In today’s world sewing machines are both commonplace and invisible. They were, however, a major innovation in the nineteenth century, when the majority of clothes were sown at home. This was true even of the upper-middle class; it was assumed that all women, and most men, could not only repair a shirt, but probably could create one from a pattern. It was not only clothes, but also sheets, towels, and other materials. The largest amount of time, even with a complicated piece of clothing, was spent creating relatively straightforward seams.
In 1846, Elias Howe was working as a mechanic at the Greenwoods Company. Born in Spencer, Massachusetts in 1816, he worked first in saw and grist mills.
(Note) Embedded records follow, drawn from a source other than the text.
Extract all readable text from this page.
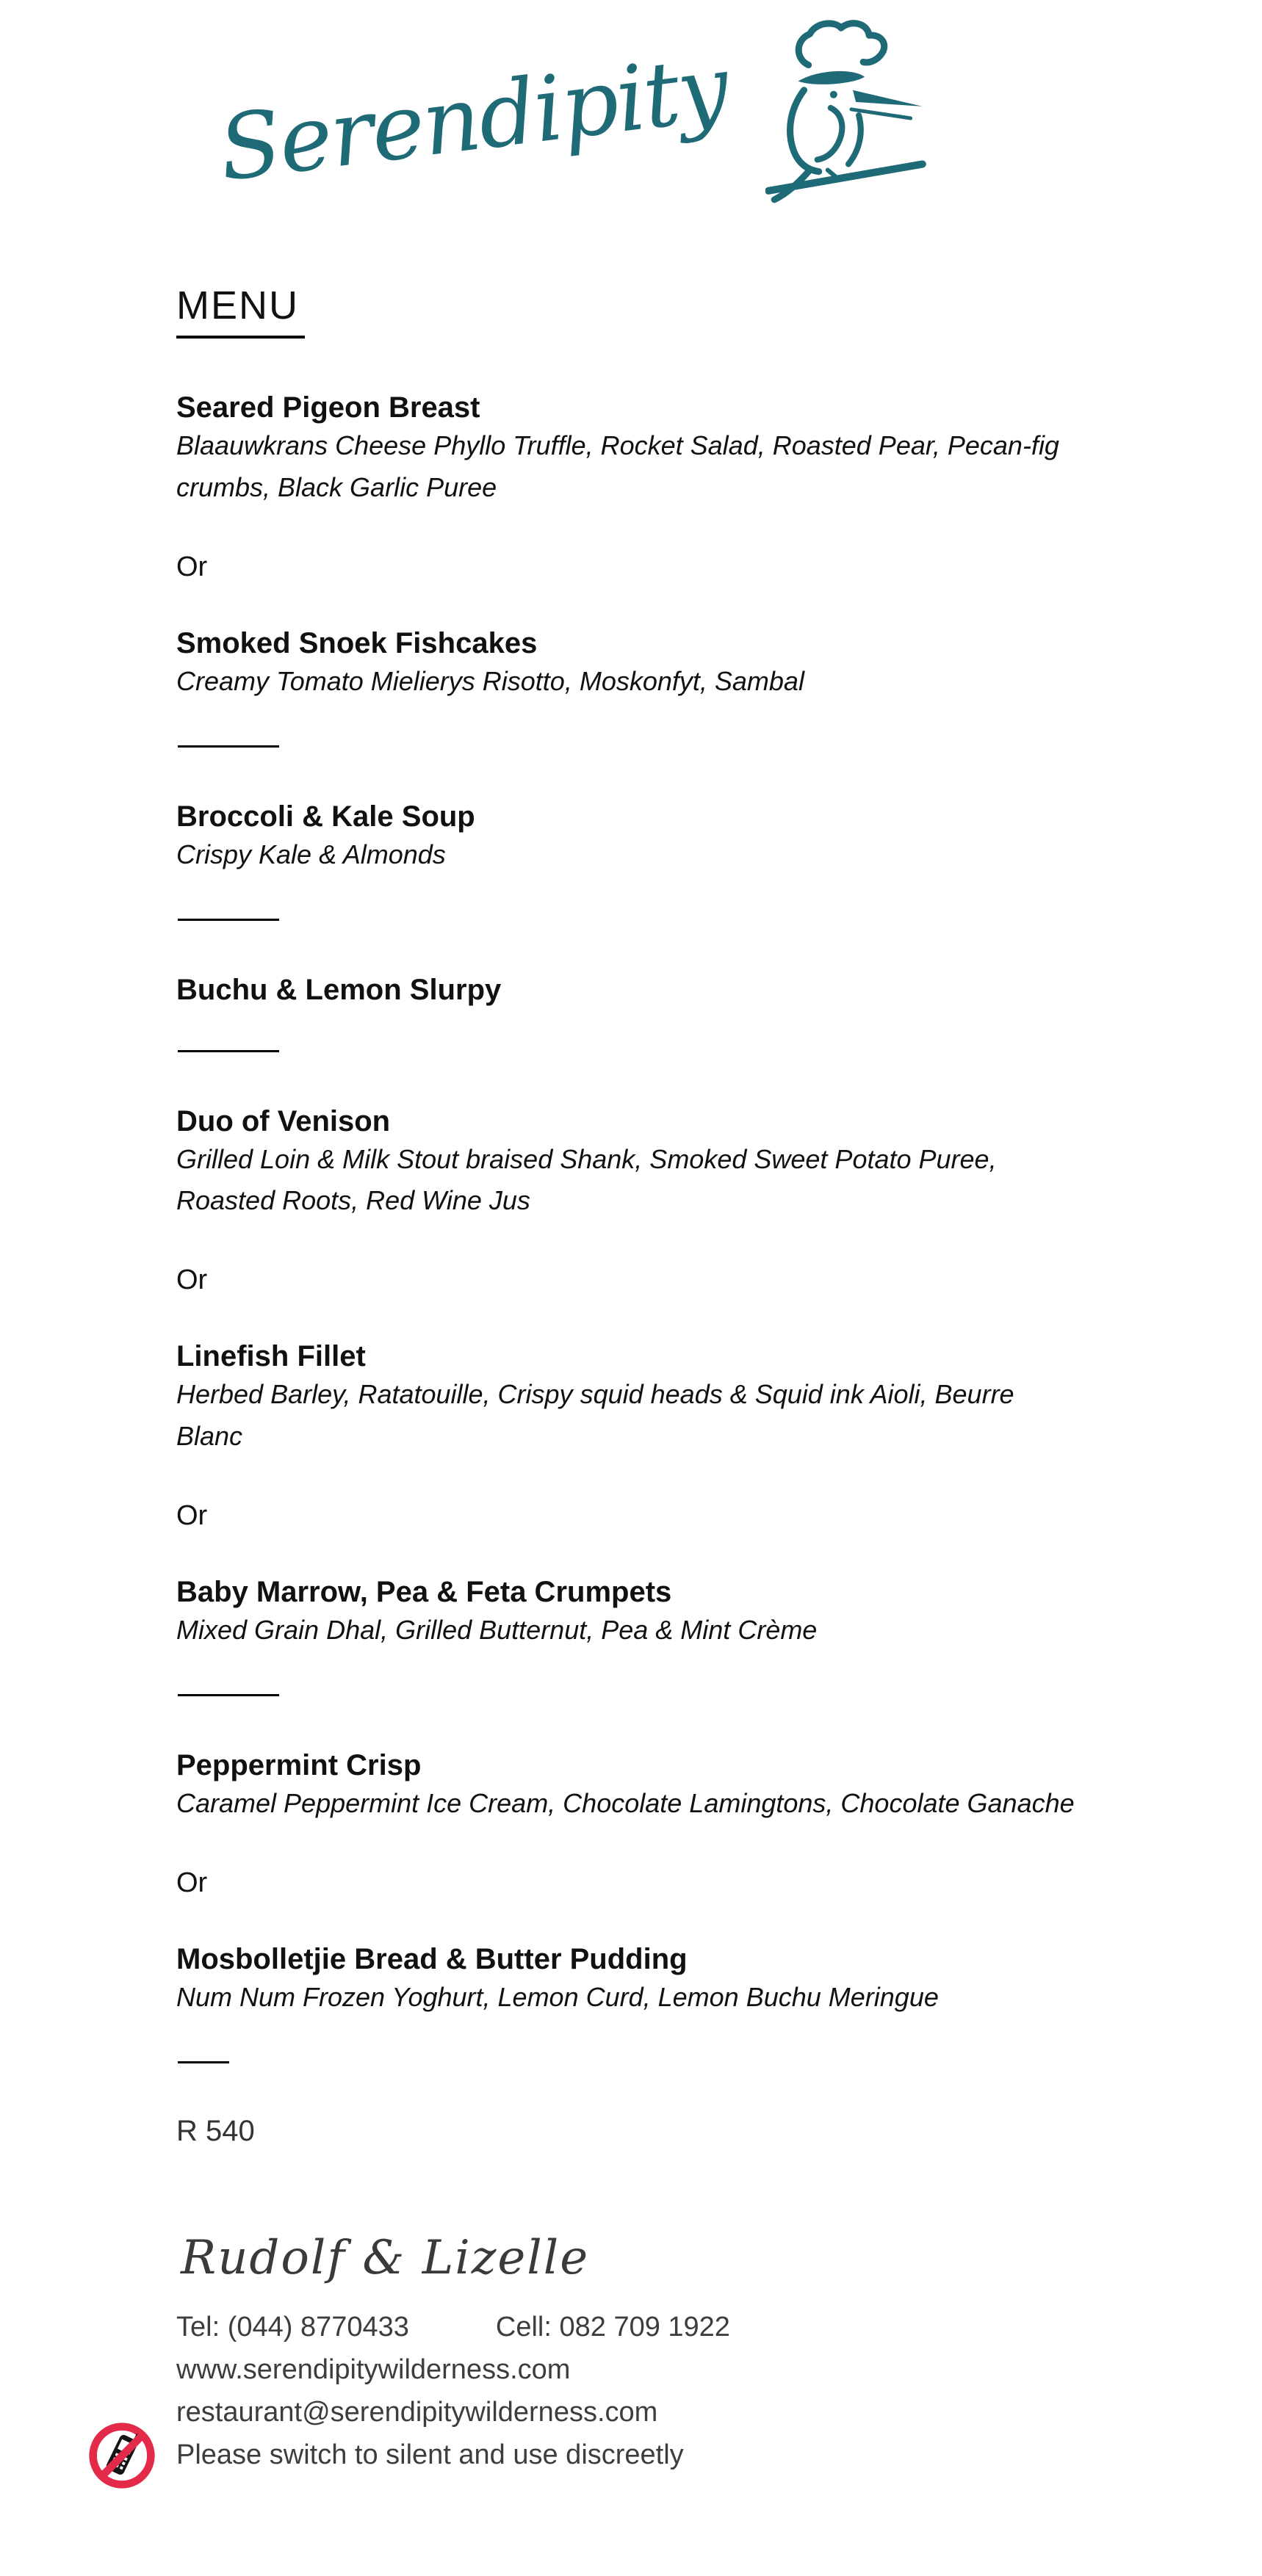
Serendipity
MENU
Seared Pigeon Breast
Blaauwkrans Cheese Phyllo Truffle, Rocket Salad, Roasted Pear, Pecan-fig crumbs, Black Garlic Puree
Or
Smoked Snoek Fishcakes
Creamy Tomato Mielierys Risotto, Moskonfyt, Sambal
Broccoli & Kale Soup
Crispy Kale & Almonds
Buchu & Lemon Slurpy
Duo of Venison
Grilled Loin & Milk Stout braised Shank, Smoked Sweet Potato Puree, Roasted Roots, Red Wine Jus
Or
Linefish Fillet
Herbed Barley, Ratatouille, Crispy squid heads & Squid ink Aioli, Beurre Blanc
Or
Baby Marrow, Pea & Feta Crumpets
Mixed Grain Dhal, Grilled Butternut, Pea & Mint Crème
Peppermint Crisp
Caramel Peppermint Ice Cream, Chocolate Lamingtons, Chocolate Ganache
Or
Mosbolletjie Bread & Butter Pudding
Num Num Frozen Yoghurt, Lemon Curd, Lemon Buchu Meringue
R 540
Rudolf & Lizelle
Tel: (044) 8770433	Cell: 082 709 1922
www.serendipitywilderness.com
restaurant@serendipitywilderness.com
Please switch to silent and use discreetly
Later he moved to a factory in Lowell, Massachusetts which specialized in building the equipment for cotton-textile mills. It was probably here that he gained the experience to build a swing machine. It would be the first lock-stitch machine and immediately took him from a little known, local mechanic to national celebrity. The lock-stitch was also a new creation; it has become the default stitch for all fabric worked on machines, throughout the world.
Elias Howe probably built his machine in his spare time. He was living in the New Hartford Hotel, which now houses Chatterly’s and Passiflora’s cafes, standing at the corner of Rte. 44 and Bridge Street. He apparently used the basement of the building as a mechanic’s shop. One of his more important acts was to apply for and receive a U.S. patent. His machine was patented in September, 1846; and was patent number 4750. Despite this he did encounter difficulties with selling the machine in the United States; he actually had far greater success in the United Kingdom, where the machine was quickly modified to deal with leather and other heavier fabrics. One of the original machines is at the Smithsonian Institute.
Although Elias Howe lived in New Hartford for only a short time, it remains a proud moment in local history.